I had asked Ken Hausladen for some news. While he didn't have any news, he did have this to say:

"You should have been here two summers ago. You would have been proud. It was a living demonstration of work ethic, civic duty and pride. All our petty disputes were shelved. Neighbors helped neighbors day and night and Waverly folks pitched in and helped people they'd never even seen before.

"Waverlyites went to their jobs, came home tired, and then sand bagged until dark. It doesn't sound like much until you're on the second week of that diet, and come to realize just how much volunteers can do when they care about their town and their neighbors. People are at their best when situations are at their worst.

"Regarding your column on reading, I believe literature is like food. You are what you read, just like you are what you eat. When St. Mary's School was closed, a lot of the books from the St. Mary's School library went to the attic in the convent. When the convent was closed, I was drafted to help the nuns clean up. For my pay, I got one Coke on crushed ice from Homer Dredge's soda fountain. I also was the proud recipient of a piece of obsidian (black volcanic rock), which I still have. Since one of the nuns gave it to me, I still have it.

"Best of all were the three trash bags of books I got to pick out. Keep in mind that I was only 11 at the time. Dante, Isaac Asinov, Louis L'Amour, Sir Arthur Conan Doyle, The Hardy Boys, old issues of "Boy's Life." The list goes on and on. Thank you, Sister!"

I told Patty Ogle Campbell that I wanted to do a column on Waverly's summer recreation program because it was her father, Harold ("Sheik") Ogle, who started it.

Well, actually, it was Jon and Jeri Stephens who started it.
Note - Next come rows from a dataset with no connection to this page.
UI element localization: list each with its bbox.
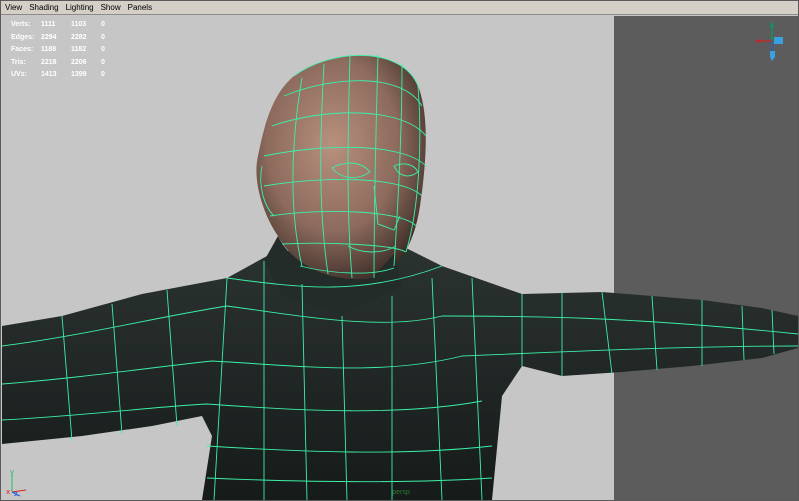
menu-shading[interactable]: Shading — [29, 1, 58, 15]
menu-view[interactable]: View — [5, 1, 22, 15]
background-wall — [614, 16, 798, 500]
camera-name-label: persp — [392, 489, 410, 496]
menu-show[interactable]: Show — [101, 1, 121, 15]
hud-row-faces: Faces: 1188 1182 0 — [11, 46, 105, 53]
hud-row-tris: Tris: 2218 2206 0 — [11, 58, 105, 66]
svg-text:y: y — [771, 21, 774, 27]
perspective-viewport[interactable]: Verts: 1111 1103 0 Edges: 2294 2282 0 Fa… — [2, 16, 798, 500]
menu-lighting[interactable]: Lighting — [66, 1, 94, 15]
poly-count-hud: Verts: 1111 1103 0 Edges: 2294 2282 0 Fa… — [11, 19, 115, 82]
character-mesh-render — [2, 16, 798, 500]
panel-menubar: View Shading Lighting Show Panels — [1, 1, 798, 15]
hud-row-edges: Edges: 2294 2282 0 — [11, 33, 105, 41]
hud-row-uvs: UVs: 1413 1399 0 — [11, 71, 105, 78]
axis-x-label: x — [6, 488, 10, 496]
menu-panels[interactable]: Panels — [128, 1, 152, 15]
hud-row-verts: Verts: 1111 1103 0 — [11, 21, 105, 28]
axis-triad-icon: y x z — [6, 468, 27, 498]
axis-z-label: z — [14, 490, 18, 498]
axis-y-label: y — [10, 468, 14, 476]
maya-window: View Shading Lighting Show Panels Verts:… — [0, 0, 799, 501]
view-cube-icon[interactable]: y — [750, 21, 790, 61]
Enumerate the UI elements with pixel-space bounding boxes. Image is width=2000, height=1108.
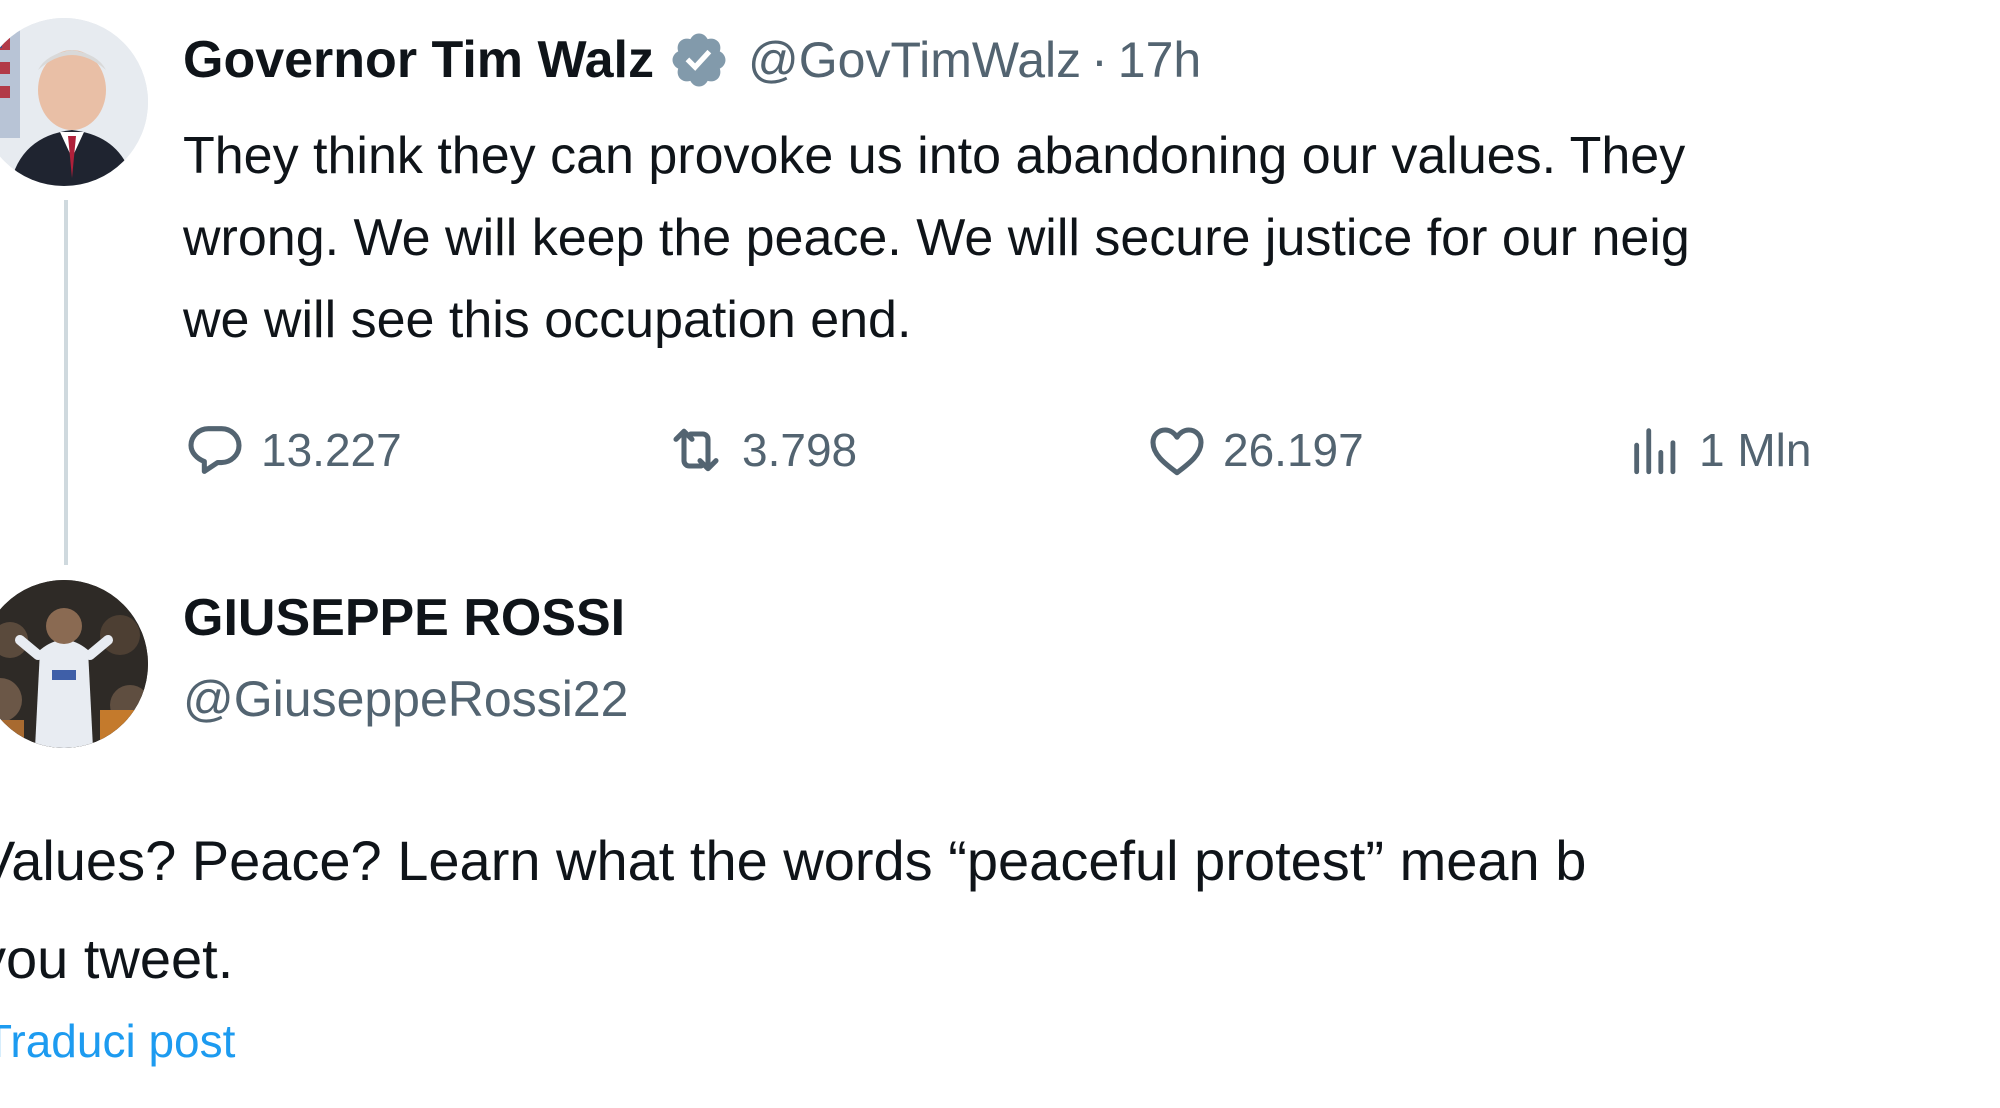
reply-icon <box>188 426 242 474</box>
verified-badge-icon <box>668 29 730 91</box>
post-text-line: wrong. We will keep the peace. We will s… <box>183 209 1690 267</box>
repost-button[interactable]: 3.798 <box>664 410 857 490</box>
like-count: 26.197 <box>1223 424 1364 476</box>
thread-connector-line <box>64 200 68 565</box>
reply-author-handle[interactable]: @GiuseppeRossi22 <box>183 670 628 728</box>
meta-separator: · <box>1091 32 1108 88</box>
reply-author-name[interactable]: GIUSEPPE ROSSI <box>183 588 625 648</box>
post-text-line: we will see this occupation end. <box>183 291 912 349</box>
governor-avatar-image <box>0 18 148 186</box>
tweet-thread: Governor Tim Walz @GovTimWalz · 17h They… <box>0 0 2000 1108</box>
reply-count: 13.227 <box>261 424 402 476</box>
repost-count: 3.798 <box>742 424 858 476</box>
post-text-line: They think they can provoke us into aban… <box>183 127 1686 185</box>
reply-text: Values? Peace? Learn what the words “pea… <box>0 812 2000 1008</box>
views-count: 1 Mln <box>1699 424 1812 476</box>
governor-avatar[interactable] <box>0 18 148 186</box>
like-button[interactable]: 26.197 <box>1145 410 1364 490</box>
post-text: They think they can provoke us into aban… <box>183 115 2000 361</box>
reply-avatar-image <box>0 580 148 748</box>
post-action-bar: 13.227 3.798 26.197 1 Mln <box>0 410 2000 490</box>
reply-text-line: Values? Peace? Learn what the words “pea… <box>0 829 1587 892</box>
repost-icon <box>673 428 719 472</box>
reply-button[interactable]: 13.227 <box>183 410 402 490</box>
translate-post-link[interactable]: Traduci post <box>0 1014 235 1068</box>
post-header: Governor Tim Walz @GovTimWalz · 17h <box>183 24 1201 96</box>
reply-author-avatar[interactable] <box>0 580 148 748</box>
reply-text-line: you tweet. <box>0 927 234 990</box>
views-button[interactable]: 1 Mln <box>1627 410 1811 490</box>
author-handle[interactable]: @GovTimWalz <box>748 31 1081 89</box>
post-timestamp[interactable]: 17h <box>1118 31 1201 89</box>
heart-icon <box>1150 427 1204 476</box>
views-icon <box>1634 428 1676 475</box>
author-name[interactable]: Governor Tim Walz <box>183 30 654 90</box>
It went like this: One day, I met Jon and Jeri as they were riding their bikes across the railroad tracks, and we stopped to talk.

They told me there was nothing to do in Waverly. They had to move out to Waverly from Minneapolis after their father died, and their mother had become postmistress in Waverly. I passed this on to Harold Ogle. Harold was wired in to both the Waverly City Council at the time, and the school board, and he got the ball rolling.

I'll tell the whole story next time. Not only did Harold get the ball rolling, but he kept it going. Jeri and Jon turned out to be great baseball players. They were both really good pitchers and could hit like crazy. They could play any position. Waverly won some ball games, even in that first summer.

Jeri and Jon keep up with Waverly. Every year they go fishing with Dan Herbst, at least one time.

When I called Patty, she told me the summer rec program is still going strong:

"Boys and girls ages 5-12 can play ball, coached by Chad Gagnon. Swimming lessons in the lake is still a great thing to do. The swimming instructor is Naomi Selzer, a recent college graduate, who hopes to get a teaching job.

This program continues because of the efforts of the Waverly Booster Club. These are some dedicated young women who hire the people, and provide other activities throughout the year. They produce events at Christmas, Easter and halloween, at no cost to the children. Somehow, they find the funds.

"Right now, some of the people who are making the Booster Club go are: Christine Kittock, Michelle Heuer (Duske), Cory Ragan, Tina Hausladen, Roseann Lentz (Karels) and Amy Marshel. Our hats go off to them!"